AGAMEMNON:  Old man, come hither and stand before my dwelling.

ATTENDANT:  I come; what new schemes now, king Agamemnon?

AGAMEMNON:  Thou shalt hear.

ATTENDANT:  I am all eagerness. 'Tis little enough sleep old age allows me and keenly it watches o'er my eyes.

AGAMEMNON:  What can that star be, steering his course yonder?

ATTENDANT:  Sirius, still shooting o'er the zenith on his way near the Pleiads' sevenfold track.

AGAMEMNON:  The birds are still at any rate and the sea is calm; hushed are the winds, and silence broods o'er this narrow firth.

ATTENDANT:  Then why art thou outside thy tent, why so restless, my lord Agamemnon? All is yet quiet here in Aulis, the watch on the walls is not yet astir. Let us go in.

AGAMEMNON:  I envy thee, old man, aye, and every man who leads a life secure, unknown and unrenowned; but little I envy those in office.

ATTENDANT:  And yet 'tis there we place the be-all and end-all of existence.

AGAMEMNON:  Aye, but that is where the danger comes; and ambition, sweet though it seems, brings sorrow with its near approach. At one time the unsatisfied claims of Heaven upset our life, at another the numerous peevish fancies of our subjects shatter it.

ATTENDANT:  I like not these sentiments in one who is a chief. It was not to enjoy all blessings that Atreus begot thee, O Agamemnon; but thou must needs experience joy and sorrow alike, mortal as thou art.

E'en though thou like it not, this is what the gods decree; but thou, after letting thy taper spread its light abroad, writest the letter which is still in thy hands and then erasest the same words again, sealing and re-opening the scroll, then flinging the tablet to the ground with floods of tears and leaving nothing undone in thy aimless behaviour to stamp thee mad.

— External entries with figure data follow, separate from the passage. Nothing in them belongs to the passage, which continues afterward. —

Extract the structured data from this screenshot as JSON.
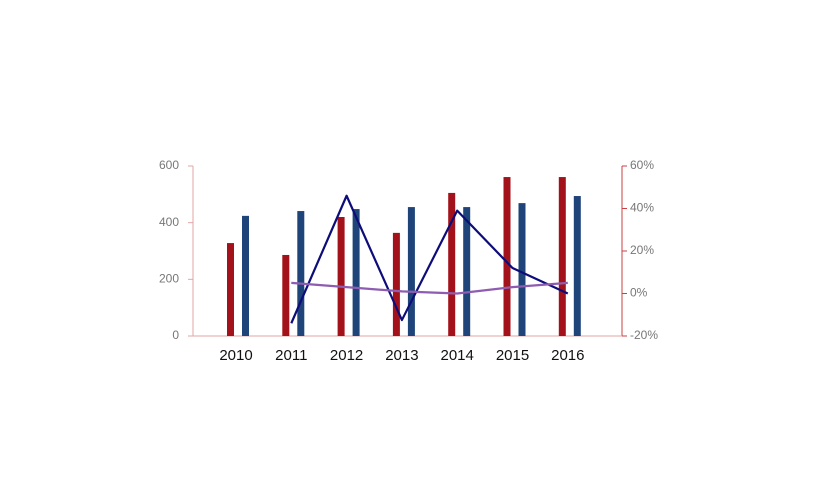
{
  "chart_data": {
    "type": "bar_line",
    "categories": [
      "2010",
      "2011",
      "2012",
      "2013",
      "2014",
      "2015",
      "2016"
    ],
    "series": [
      {
        "type": "bar",
        "color": "#a3121a",
        "values": [
          328,
          286,
          420,
          364,
          505,
          561,
          561
        ]
      },
      {
        "type": "bar",
        "color": "#1f4479",
        "values": [
          424,
          441,
          448,
          455,
          455,
          469,
          494
        ]
      },
      {
        "type": "line",
        "axis": "y2",
        "color": "#0d0d7a",
        "values": [
          null,
          -14,
          46,
          -12.5,
          39,
          12,
          0
        ]
      },
      {
        "type": "line",
        "axis": "y2",
        "color": "#8e5cb0",
        "values": [
          null,
          5,
          3,
          1,
          0,
          3,
          5
        ]
      }
    ],
    "ylim": [
      0,
      600
    ],
    "yticks": [
      0,
      200,
      400,
      600
    ],
    "y2lim": [
      -20,
      60
    ],
    "y2ticks": [
      {
        "value": -20,
        "label": "-20%"
      },
      {
        "value": 0,
        "label": "0%"
      },
      {
        "value": 20,
        "label": "20%"
      },
      {
        "value": 40,
        "label": "40%"
      },
      {
        "value": 60,
        "label": "60%"
      }
    ]
  }
}
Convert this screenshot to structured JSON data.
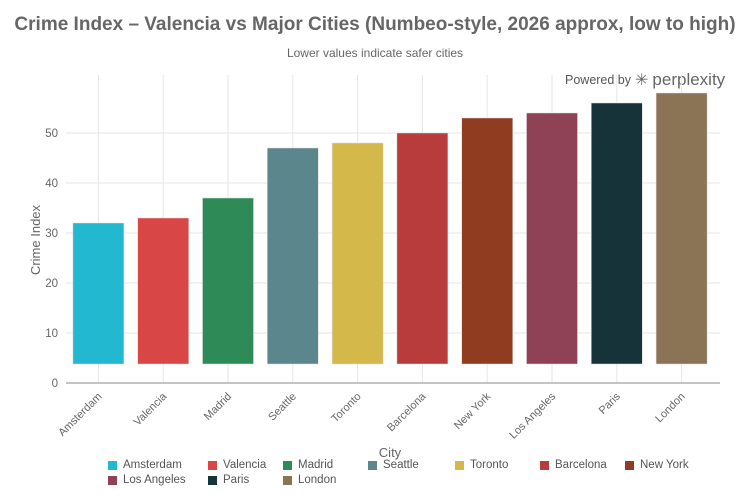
{
  "chart_data": {
    "type": "bar",
    "title": "Crime Index – Valencia vs Major Cities (Numbeo-style, 2026 approx, low to high)",
    "subtitle": "Lower values indicate safer cities",
    "xlabel": "City",
    "ylabel": "Crime Index",
    "ylim": [
      0,
      60
    ],
    "yticks": [
      0,
      10,
      20,
      30,
      40,
      50
    ],
    "grid": true,
    "legend_placement": "bottom",
    "categories": [
      "Amsterdam",
      "Valencia",
      "Madrid",
      "Seattle",
      "Toronto",
      "Barcelona",
      "New York",
      "Los Angeles",
      "Paris",
      "London"
    ],
    "values": [
      32,
      33,
      37,
      47,
      48,
      50,
      53,
      54,
      56,
      58
    ],
    "colors": [
      "#22b8cf",
      "#d94646",
      "#2e8b57",
      "#5b868c",
      "#d4b94a",
      "#b83c3c",
      "#8f3c20",
      "#8f4155",
      "#153339",
      "#8b7355"
    ]
  },
  "branding": {
    "powered_by": "Powered by",
    "name": "perplexity"
  }
}
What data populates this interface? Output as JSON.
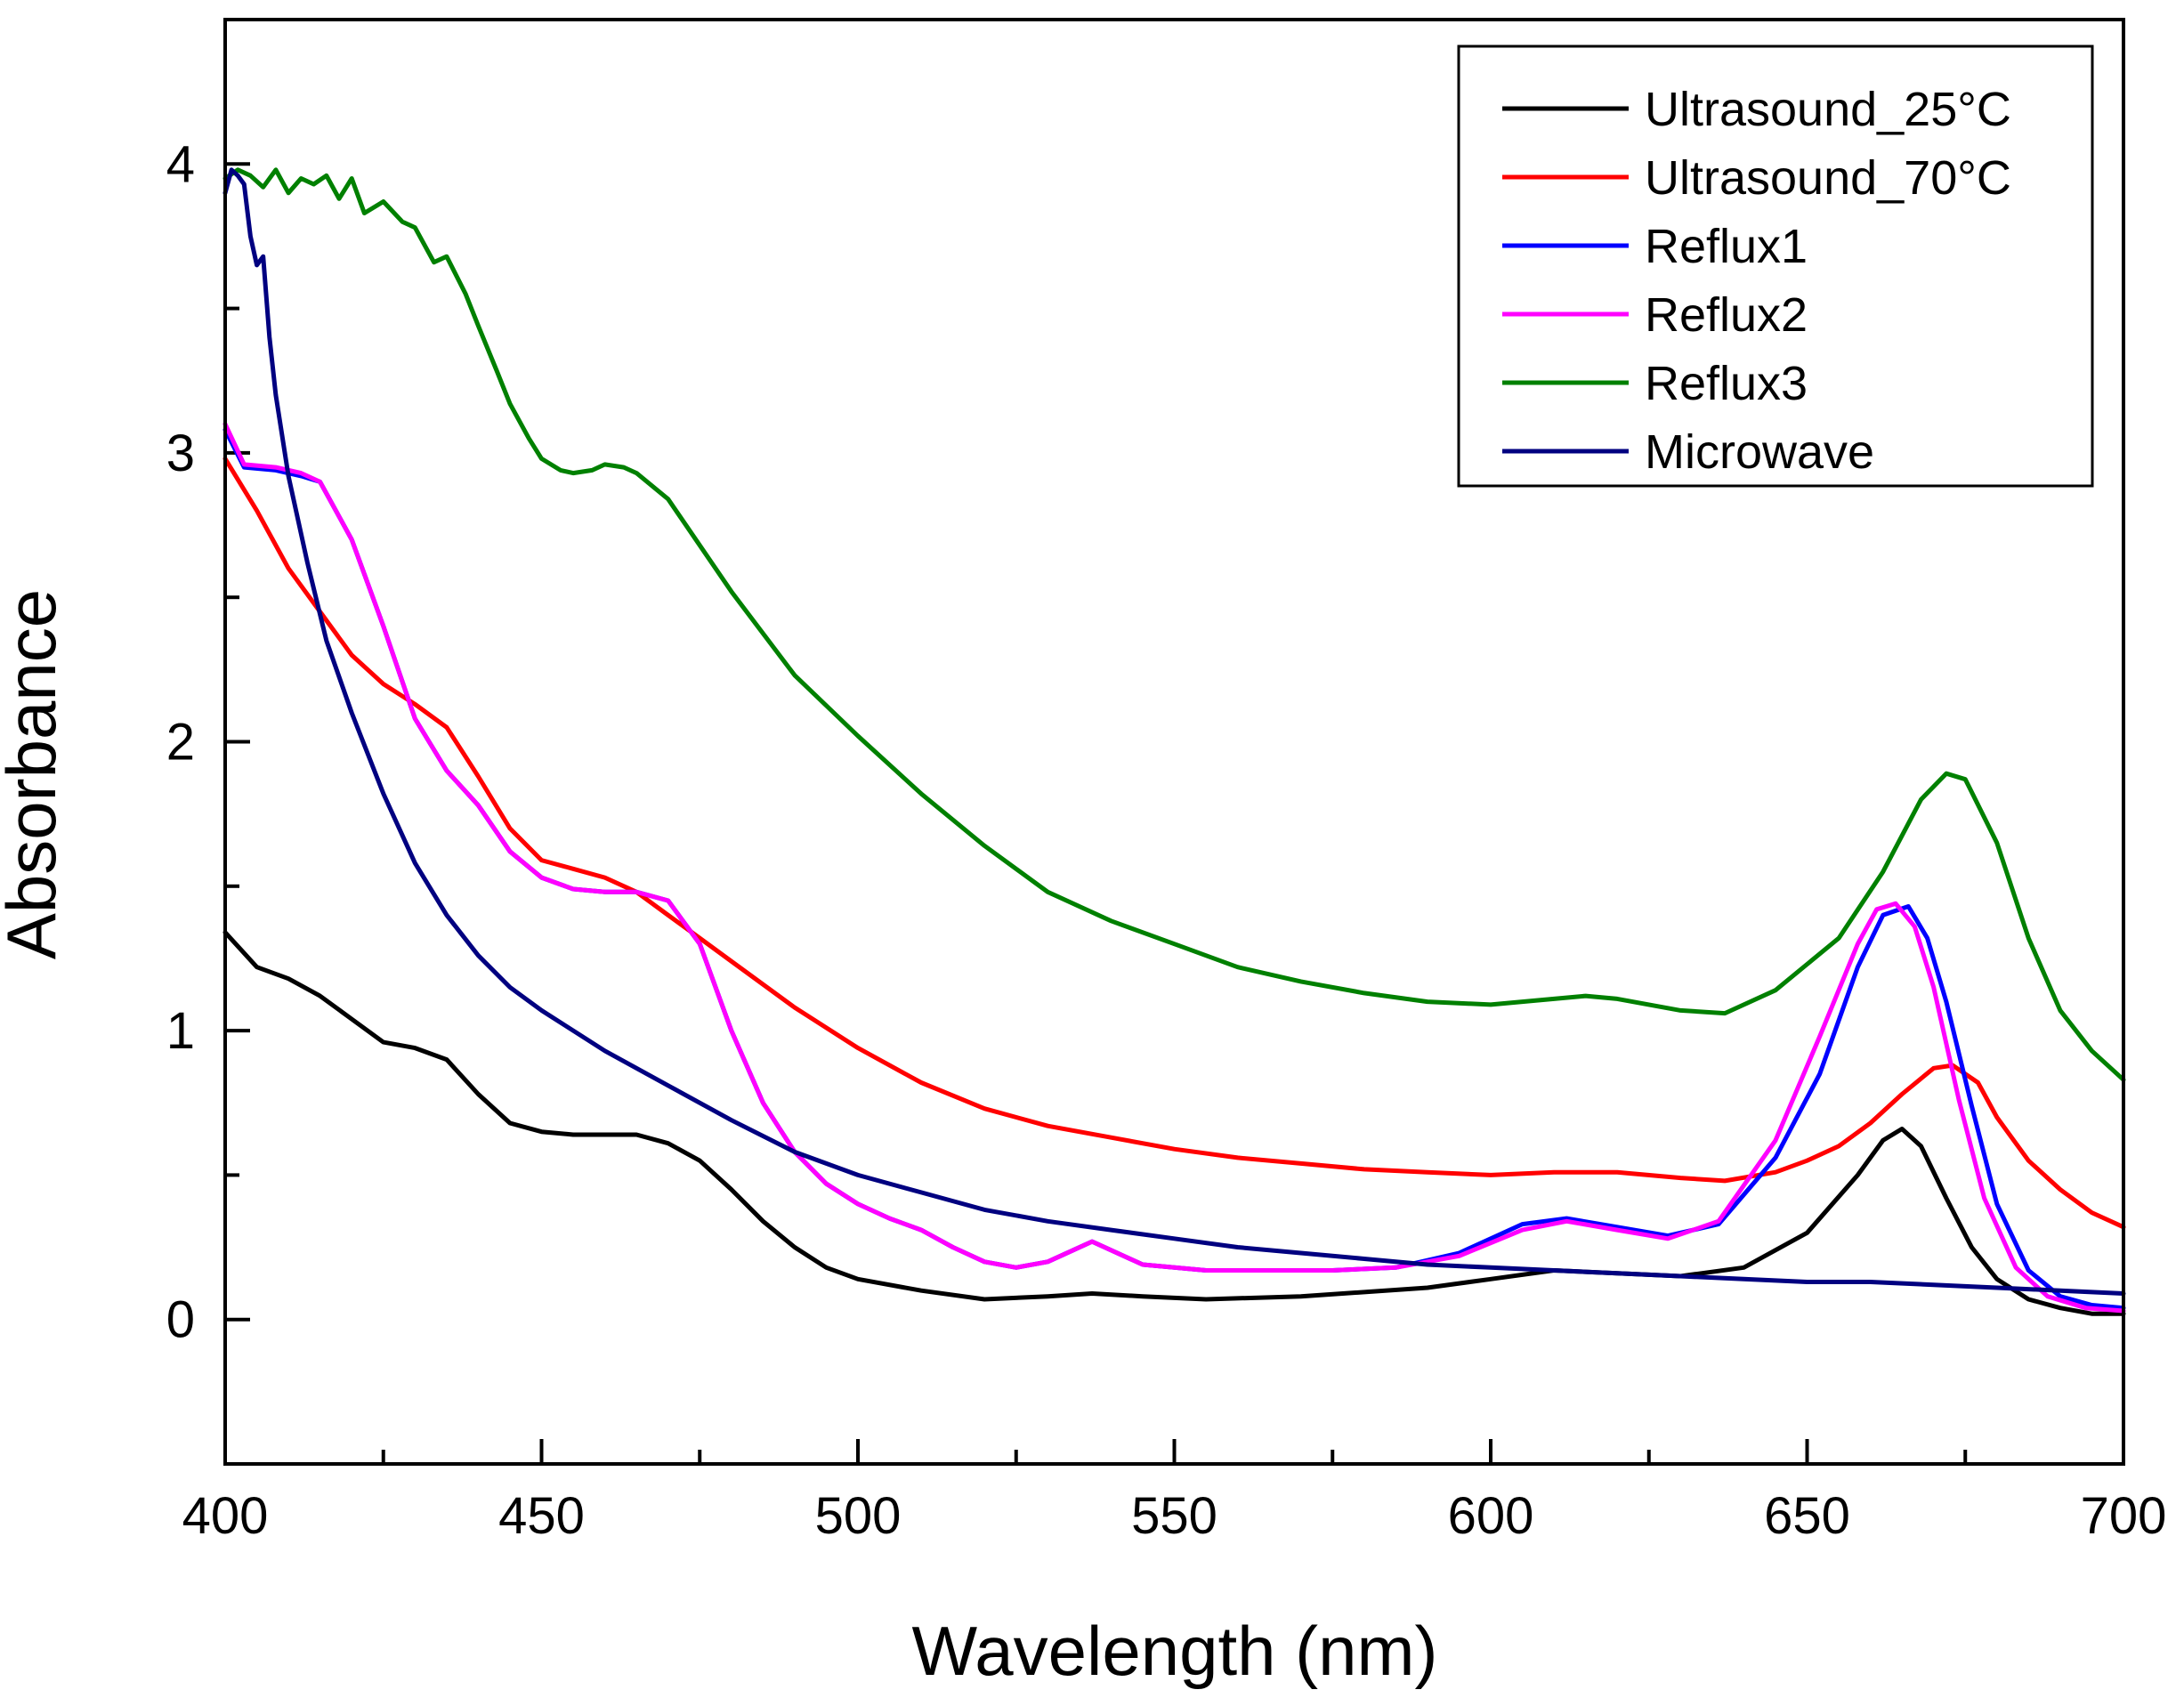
{
  "chart_data": {
    "type": "line",
    "xlabel": "Wavelength (nm)",
    "ylabel": "Absorbance",
    "xlim": [
      400,
      700
    ],
    "ylim": [
      -0.5,
      4.5
    ],
    "xticks": [
      400,
      450,
      500,
      550,
      600,
      650,
      700
    ],
    "yticks": [
      0,
      1,
      2,
      3,
      4
    ],
    "legend_position": "top-right",
    "grid": false,
    "series": [
      {
        "name": "Ultrasound_25°C",
        "color": "#000000",
        "x": [
          400,
          405,
          410,
          415,
          420,
          425,
          430,
          435,
          440,
          445,
          450,
          455,
          460,
          465,
          470,
          475,
          480,
          485,
          490,
          495,
          500,
          510,
          520,
          530,
          537,
          545,
          555,
          570,
          590,
          600,
          610,
          620,
          630,
          640,
          650,
          658,
          662,
          665,
          668,
          672,
          676,
          680,
          685,
          690,
          695,
          700
        ],
        "y": [
          1.34,
          1.22,
          1.18,
          1.12,
          1.04,
          0.96,
          0.94,
          0.9,
          0.78,
          0.68,
          0.65,
          0.64,
          0.64,
          0.64,
          0.61,
          0.55,
          0.45,
          0.34,
          0.25,
          0.18,
          0.14,
          0.1,
          0.07,
          0.08,
          0.09,
          0.08,
          0.07,
          0.08,
          0.11,
          0.14,
          0.17,
          0.16,
          0.15,
          0.18,
          0.3,
          0.5,
          0.62,
          0.66,
          0.6,
          0.42,
          0.25,
          0.14,
          0.07,
          0.04,
          0.02,
          0.02
        ]
      },
      {
        "name": "Ultrasound_70°C",
        "color": "#ff0000",
        "x": [
          400,
          405,
          410,
          415,
          420,
          425,
          430,
          435,
          440,
          445,
          450,
          455,
          460,
          465,
          470,
          475,
          480,
          490,
          500,
          510,
          520,
          530,
          540,
          550,
          560,
          570,
          580,
          590,
          600,
          610,
          620,
          630,
          637,
          645,
          650,
          655,
          660,
          665,
          670,
          673,
          677,
          680,
          685,
          690,
          695,
          700
        ],
        "y": [
          2.98,
          2.8,
          2.6,
          2.45,
          2.3,
          2.2,
          2.13,
          2.05,
          1.88,
          1.7,
          1.59,
          1.56,
          1.53,
          1.48,
          1.4,
          1.32,
          1.24,
          1.08,
          0.94,
          0.82,
          0.73,
          0.67,
          0.63,
          0.59,
          0.56,
          0.54,
          0.52,
          0.51,
          0.5,
          0.51,
          0.51,
          0.49,
          0.48,
          0.51,
          0.55,
          0.6,
          0.68,
          0.78,
          0.87,
          0.88,
          0.82,
          0.7,
          0.55,
          0.45,
          0.37,
          0.32
        ]
      },
      {
        "name": "Reflux1",
        "color": "#0000ff",
        "x": [
          400,
          403,
          408,
          412,
          415,
          420,
          425,
          430,
          435,
          440,
          445,
          450,
          455,
          460,
          465,
          470,
          475,
          480,
          485,
          490,
          495,
          500,
          505,
          510,
          515,
          520,
          525,
          530,
          537,
          545,
          555,
          565,
          575,
          585,
          595,
          605,
          612,
          620,
          628,
          636,
          645,
          652,
          658,
          662,
          666,
          669,
          672,
          676,
          680,
          685,
          690,
          695,
          700
        ],
        "y": [
          3.08,
          2.95,
          2.94,
          2.92,
          2.9,
          2.7,
          2.4,
          2.08,
          1.9,
          1.78,
          1.62,
          1.53,
          1.49,
          1.48,
          1.48,
          1.45,
          1.3,
          1.0,
          0.75,
          0.58,
          0.47,
          0.4,
          0.35,
          0.31,
          0.25,
          0.2,
          0.18,
          0.2,
          0.27,
          0.19,
          0.17,
          0.17,
          0.17,
          0.18,
          0.23,
          0.33,
          0.35,
          0.32,
          0.29,
          0.33,
          0.56,
          0.85,
          1.22,
          1.4,
          1.43,
          1.32,
          1.1,
          0.74,
          0.4,
          0.17,
          0.08,
          0.05,
          0.04
        ]
      },
      {
        "name": "Reflux2",
        "color": "#ff00ff",
        "x": [
          400,
          403,
          408,
          412,
          415,
          420,
          425,
          430,
          435,
          440,
          445,
          450,
          455,
          460,
          465,
          470,
          475,
          480,
          485,
          490,
          495,
          500,
          505,
          510,
          515,
          520,
          525,
          530,
          537,
          545,
          555,
          565,
          575,
          585,
          595,
          605,
          612,
          620,
          628,
          636,
          645,
          652,
          658,
          661,
          664,
          667,
          670,
          674,
          678,
          683,
          688,
          694,
          700
        ],
        "y": [
          3.1,
          2.96,
          2.95,
          2.93,
          2.9,
          2.7,
          2.4,
          2.08,
          1.9,
          1.78,
          1.62,
          1.53,
          1.49,
          1.48,
          1.48,
          1.45,
          1.3,
          1.0,
          0.75,
          0.58,
          0.47,
          0.4,
          0.35,
          0.31,
          0.25,
          0.2,
          0.18,
          0.2,
          0.27,
          0.19,
          0.17,
          0.17,
          0.17,
          0.18,
          0.22,
          0.31,
          0.34,
          0.31,
          0.28,
          0.34,
          0.62,
          0.98,
          1.3,
          1.42,
          1.44,
          1.36,
          1.15,
          0.76,
          0.42,
          0.18,
          0.08,
          0.04,
          0.03
        ]
      },
      {
        "name": "Reflux3",
        "color": "#008000",
        "x": [
          400,
          402,
          404,
          406,
          408,
          410,
          412,
          414,
          416,
          418,
          420,
          422,
          425,
          428,
          430,
          433,
          435,
          438,
          440,
          443,
          445,
          448,
          450,
          453,
          455,
          458,
          460,
          463,
          465,
          470,
          475,
          480,
          490,
          500,
          510,
          520,
          530,
          540,
          550,
          560,
          570,
          580,
          590,
          600,
          610,
          615,
          620,
          630,
          637,
          645,
          655,
          662,
          668,
          672,
          675,
          680,
          685,
          690,
          695,
          700
        ],
        "y": [
          3.95,
          3.98,
          3.96,
          3.92,
          3.98,
          3.9,
          3.95,
          3.93,
          3.96,
          3.88,
          3.95,
          3.83,
          3.87,
          3.8,
          3.78,
          3.66,
          3.68,
          3.55,
          3.44,
          3.28,
          3.17,
          3.05,
          2.98,
          2.94,
          2.93,
          2.94,
          2.96,
          2.95,
          2.93,
          2.84,
          2.68,
          2.52,
          2.23,
          2.02,
          1.82,
          1.64,
          1.48,
          1.38,
          1.3,
          1.22,
          1.17,
          1.13,
          1.1,
          1.09,
          1.11,
          1.12,
          1.11,
          1.07,
          1.06,
          1.14,
          1.32,
          1.55,
          1.8,
          1.89,
          1.87,
          1.65,
          1.32,
          1.07,
          0.93,
          0.83
        ]
      },
      {
        "name": "Microwave",
        "color": "#000080",
        "x": [
          400,
          401,
          402,
          403,
          404,
          405,
          406,
          407,
          408,
          410,
          413,
          416,
          420,
          425,
          430,
          435,
          440,
          445,
          450,
          460,
          470,
          480,
          490,
          500,
          510,
          520,
          530,
          540,
          550,
          560,
          570,
          580,
          590,
          600,
          610,
          620,
          630,
          640,
          650,
          660,
          670,
          680,
          690,
          700
        ],
        "y": [
          3.9,
          3.98,
          3.96,
          3.93,
          3.75,
          3.65,
          3.68,
          3.4,
          3.2,
          2.92,
          2.62,
          2.35,
          2.1,
          1.82,
          1.58,
          1.4,
          1.26,
          1.15,
          1.07,
          0.93,
          0.81,
          0.69,
          0.58,
          0.5,
          0.44,
          0.38,
          0.34,
          0.31,
          0.28,
          0.25,
          0.23,
          0.21,
          0.19,
          0.18,
          0.17,
          0.16,
          0.15,
          0.14,
          0.13,
          0.13,
          0.12,
          0.11,
          0.1,
          0.09
        ]
      }
    ]
  }
}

What is it troubles thee? what news is there affecting thee, my liege? Come, share with me thy story; to a loyal and trusty heart wilt thou be telling it; for Tyndareus sent me that day to form part of thy wife's dowry and to wait upon the bride with loyalty.

AGAMEMNON:  Leda, the daughter of Thestius, had three children, maidens, Phoebe, Clytaemnestra my wife, and Helen; this last it was who had for wooers the foremost of the favoured sons of Hellas; but terrible threats of spilling his rival's blood were uttered by each of them, should he fail to win the maid. Now the matter filled Tyndareus, her father, with perplexity; at length this thought occurred to him; the suitors should swear unto each other and join right hands thereon and pour libations with burnt sacrifice, binding themselves by this curse, "Whoever wins the child of Tyndareus for wife, him will we assist, in case a rival takes her from his house and goes his way, robbing her husband of his rights; and we will march against that man in armed array and raze his city to the ground, Hellene no less than barbarian."